Entrevista:O Estado inteligente

quarta-feira, novembro 08, 2006

O Proer E os banqueiros falidos


Editorial
O Estado de S. Paulo
8/11/2006

As dificuldades que o Banco Central (BC) vem enfrentando para concluir os processos de liquidação extrajudicial de cerca de dez bancos comerciais por ele fechados, na década de 90, mostram o quanto o poder público ainda está desaparelhado, do ponto de vista jurídico, para garantir a segurança do sistema financeiro e zelar pelos direitos dos depositantes e investidores. O problema mais recente foi a polêmica decisão da Justiça baiana, que autorizou o desbloqueio dos bens dos antigos controladores do Banco Econômico.

A intervenção no Econômico ocorreu em agosto de 1995, quando seu patrimônio líquido estava negativo em R$ 1,8 bilhão. Como, meses antes, o BC havia sido obrigado a promover a liquidação extrajudicial do Banco São Jorge, do Banco Mercantil de Pernambuco e do Banco Nacional, havia o receio de que uma nova quebra deflagrasse uma corrida bancária, comprometendo a saúde de todo o setor financeiro. Para afastar esse risco e reduzir a tensão reinante no mercado, as autoridades monetárias lançaram, três meses depois, o Programa de Estímulo à Reestruturação do Sistema Financeiro (Proer).

Em termos de fortalecimento do setor, a iniciativa do BC, para evitar o chamado “risco sistêmico” das instituições financeiras, deu certo. Mas a intervenção no Banco Econômico, que não está concluída até hoje, vem sofrendo uma surpreendente reviravolta. O desbloqueio dos bens dos controladores é só um dos aspectos da questão. O outro é a discussão judicial relativa ao índice de correção monetária a ser aplicado no cálculo da dívida do banco com o Proer.

Dependendo do índice utilizado, a dívida do antigo Econômico com o BC pode oscilar entre R$ 9,5 bilhões e R$ 17,7 bilhões. A diferença é muito grande. No primeiro caso, o patrimônio do banco fica positivo, e seus controladores teriam uma vultosa quantia para receber. No segundo caso, o patrimônio fica negativo em mais de R$ 8 bilhões e os bens dos controladores não são suficientes para cobrir o rombo bancado pelo BC, por meio do Proer. É por isso que as autoridades monetárias resistiram à liberação judicial dos bens, que foram bloqueados há 11 anos, a pedido do Ministério Público estadual, com o objetivo de resguardar os direitos dos que foram prejudicados pela insolvência do Econômico.

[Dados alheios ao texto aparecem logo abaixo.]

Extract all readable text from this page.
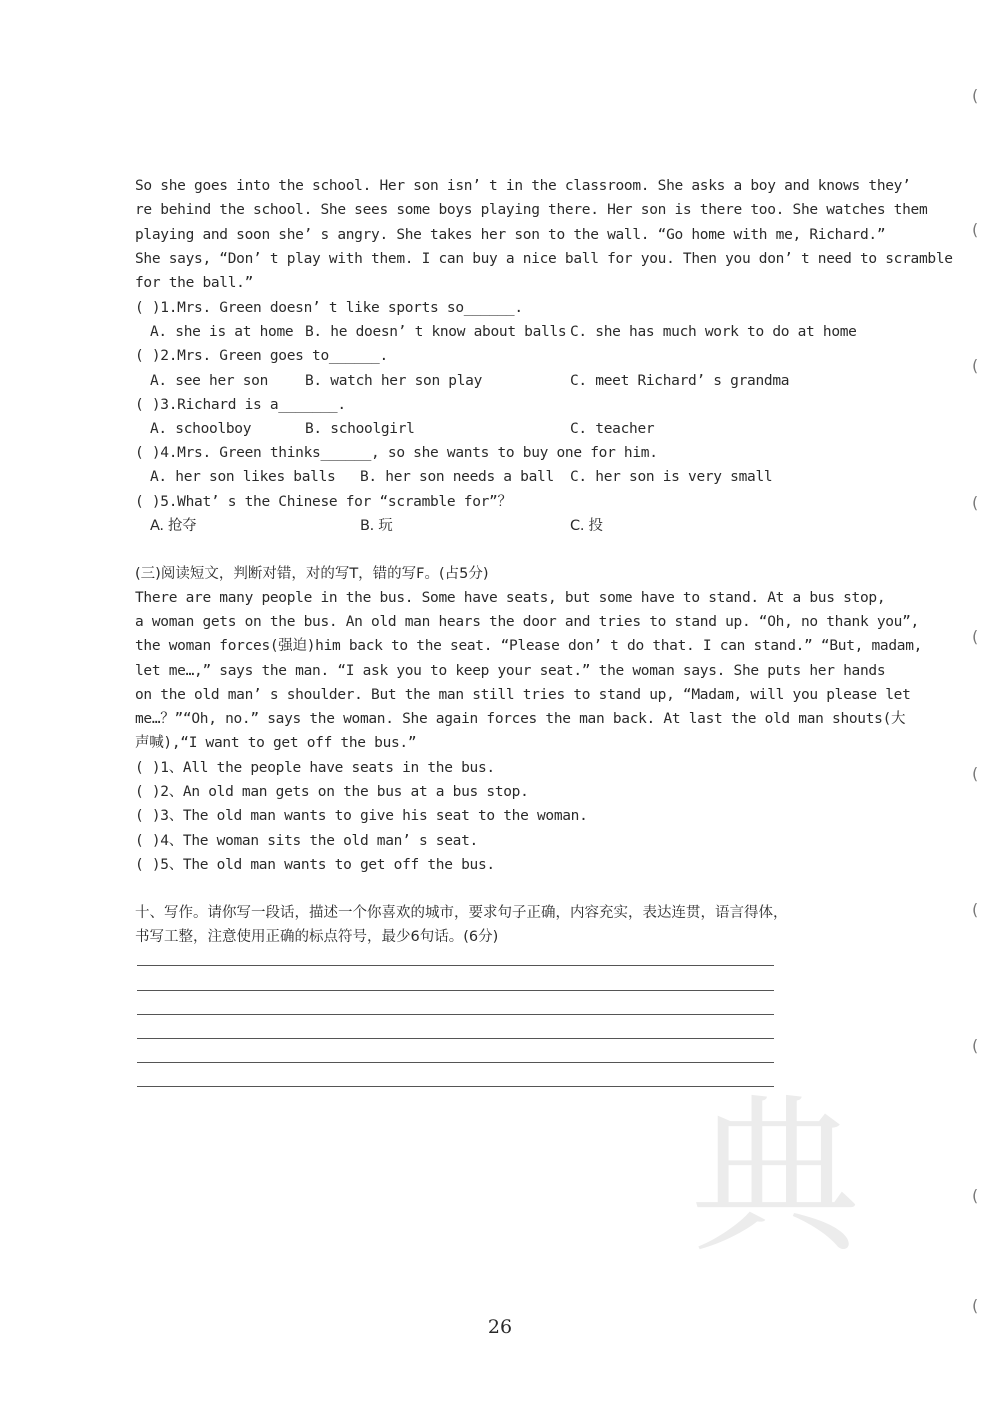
典
(
(
(
(
(
(
(
(
(
(
So she goes into the school. Her son isn’ t in the classroom. She asks a boy and knows they’
re behind the school. She sees some boys playing there. Her son is there too. She watches them
playing and soon she’ s angry. She takes her son to the wall. “Go home with me, Richard.”
She says, “Don’ t play with them. I can buy a nice ball for you. Then you don’ t need to scramble
for the ball.”
( )1.Mrs. Green doesn’ t like sports so______.
A. she is at home B. he doesn’ t know about balls C. she has much work to do at home
( )2.Mrs. Green goes to______.
A. see her son	B. watch her son play	C. meet Richard’ s grandma
( )3.Richard is a_______.
A. schoolboy	B. schoolgirl	C. teacher
( )4.Mrs. Green thinks______, so she wants to buy one for him.
A. her son likes balls B. her son needs a ball C. her son is very small
( )5.What’ s the Chinese for “scramble for”？
A. 抢夺	B. 玩	C. 投
(三)阅读短文，判断对错，对的写T，错的写F。(占5分)
There are many people in the bus. Some have seats, but some have to stand. At a bus stop,
a woman gets on the bus. An old man hears the door and tries to stand up. “Oh, no thank you”,
the woman forces(强迫)him back to the seat. “Please don’ t do that. I can stand.” “But, madam,
let me…,” says the man. “I ask you to keep your seat.” the woman says. She puts her hands
on the old man’ s shoulder. But the man still tries to stand up, “Madam, will you please let
me…？”“Oh, no.” says the woman. She again forces the man back. At last the old man shouts(大
声喊),“I want to get off the bus.”
( )1、All the people have seats in the bus.
( )2、An old man gets on the bus at a bus stop.
( )3、The old man wants to give his seat to the woman.
( )4、The woman sits the old man’ s seat.
( )5、The old man wants to get off the bus.
十、写作。请你写一段话，描述一个你喜欢的城市，要求句子正确，内容充实，表达连贯，语言得体，
书写工整，注意使用正确的标点符号，最少6句话。(6分)
26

Surpreendentemente, no entanto, os promotores mudaram de opinião e agora solicitaram a liberação dos bens. Não menos surpreendente foi a decisão do juiz da 7ª Vara Cível da Justiça baiana, que acatou o pedido e extinguiu o processo sem julgamento de mérito. E, como o Ministério Público estadual concordou com esta decisão, não há mais como recorrer da sentença. O mais espantoso é que, embora o litígio entre o BC e os controladores do antigo Econômico no fundo tenha por objeto recursos federais, envolvendo portanto interesse público, o processo tramitou sob segredo de Justiça. E, por razões que só podem ser debitadas às aberrações da legislação processual, o BC, o principal credor do Econômico, não foi chamado a se pronunciar nesse processo.

Custa crer que o destino de uma ação judicial de relevância nacional possa ser deixado à decisão monocrática de um juiz estadual, por mais sério, preparado e competente que seja. É inadmissível que processos judiciais desse porte, que podem culminar no repasse de bilhões de reais dos contribuintes a banqueiros considerados inabilitados para atuar no sistema financeiro, possam tramitar de modo sigiloso.

Com a derrota das autoridades monetárias na questão do desbloqueio dos bens dos controladores do Econômico, a discussão agora se volta para o índice a ser aplicado na correção da dívida do banco liquidado com o Proer. O BC já anunciou que usará todos os recursos possíveis, nas instâncias superiores do Judiciário, para tentar defender o interesse público e evitar que um programa criado para preservar os clientes do sistema bancário se converta numa vultosa benesse para banqueiros quebrados. Na realidade, o País só estará imune a absurdos como esse quando concluir a modernização das instituições jurídicas e judiciais, um processo que, infelizmente, vem caminhando com excessiva lentidão.